Technonesia - Program makan bergizi gratis garapan Presiden Prabowo Subianto terus memperluas jangkauan layanannya ke seluruh pelosok tanah air. Hingga akhir Mei 2026, inisiatif berskala nasional ini telah menyentuh puluhan juta jiwa. Langkah taktis ini menjadi pilar utama pemerintah dalam menekan angka stunting sekaligus meningkatkan kualitas sumber daya manusia (SDM) menuju Indonesia Emas 2045.
Berdasarkan data terbaru dari Badan Gizi Nasional, jumlah penerima manfaat program ini telah menembus angka 62.454.064 orang. Data yang dihimpun hingga Jumat, 22 Mei 2026, menunjukkan grafik pertumbuhan yang sangat masif sejak program ini pertama kali meluncur. Pemerintah memprioritaskan kelompok rentan demi memastikan intervensi gizi berjalan optimal dan tepat sasaran.
Kelompok pelajar atau peserta didik mendominasi daftar penerima dengan angka mencapai 48.350.393 anak. Jumlah ini merepresentasikan sekitar 76,1 persen dari total data induk siswa nasional yang tercatat sebanyak 63.574.421 jiwa. Dengan kata lain, hampir delapan dari sepuluh anak sekolah di Indonesia kini telah menikmati asupan nutrisi harian yang layak dari pemerintah.

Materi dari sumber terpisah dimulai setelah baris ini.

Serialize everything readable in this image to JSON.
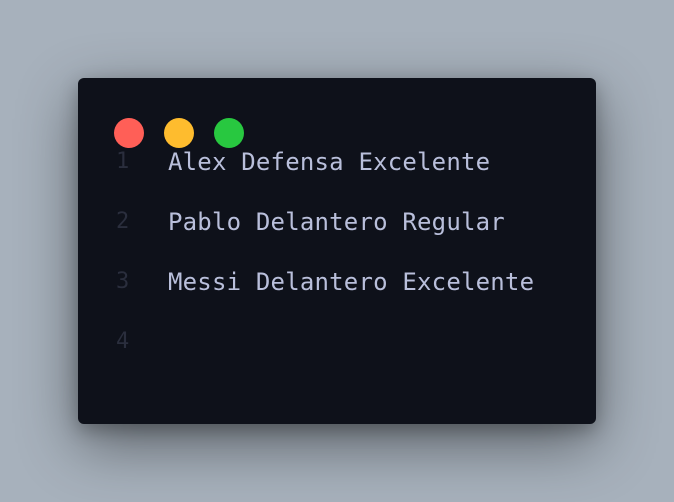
{
  "window": {
    "controls": [
      {
        "name": "close",
        "color": "#ff5f57"
      },
      {
        "name": "minimize",
        "color": "#febc2e"
      },
      {
        "name": "zoom",
        "color": "#28c840"
      }
    ]
  },
  "editor": {
    "lines": [
      {
        "number": "1",
        "text": "Alex Defensa Excelente"
      },
      {
        "number": "2",
        "text": "Pablo Delantero Regular"
      },
      {
        "number": "3",
        "text": "Messi Delantero Excelente"
      },
      {
        "number": "4",
        "text": ""
      }
    ]
  }
}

Capaian Nyata Program Makan Bergizi Gratis di Lapangan
Selain menyasar anak sekolah, program ini juga berfokus pada pemenuhan gizi balita yang kini mencapai 6.303.775 anak. Angka tersebut setara dengan 37,7 persen dari total populasi balita nasional. Masa balita merupakan periode emas tumbuh kembang anak, sehingga intervensi nutrisi pada fase ini sangat krusial untuk mencegah dampak buruk masalah kurang gizi jangka panjang.
Badan Gizi Nasional mencatat bahwa integrasi data yang kuat menjadi kunci sukses pelaksanaan program makan bergizi gratis di berbagai daerah. Berikut adalah rincian persentase cakupan penerima manfaat berdasarkan kelompok sasaran utama:
- Peserta Didik: 48.350.393 jiwa (76,1% dari target nasional)
- Balita: 6.303.775 jiwa (37,7% dari target nasional)
- Ibu Menyusui: 2.066.533 jiwa (75,2% dari target nasional)
- Ibu Hamil: 868.259 jiwa (35,3% dari target nasional)
- Santri: 644.664 jiwa (44,2% dari target nasional)
Kelompok ibu menyusui menempati urutan persentase cakupan tertinggi kedua setelah pelajar, yakni mencapai 75,2 persen. Sementara itu, cakupan untuk ibu hamil terus didorong agar meningkat dari angka saat ini yang berada di kisaran 35,3 persen. Sektor pendidikan keagamaan juga tidak luput dari perhatian, di mana ratusan ribu santri di berbagai pondok pesantren telah merasakan manfaat langsung dari program ini.
Dampak Multiplier Effect pada Sektor Ekonomi dan Tenaga Kerja
Keberhasilan penyaluran menu sehat ini tidak lepas dari kerja keras ekosistem pendukung yang sangat masif di lapangan. Tercatat ada sekitar 4.220.440 guru dan tenaga kependidikan yang aktif membantu proses distribusi di sekolah. Keterlibatan aktif para pendidik ini memastikan makanan sampai ke tangan siswa dalam kondisi higienis dan tepat waktu.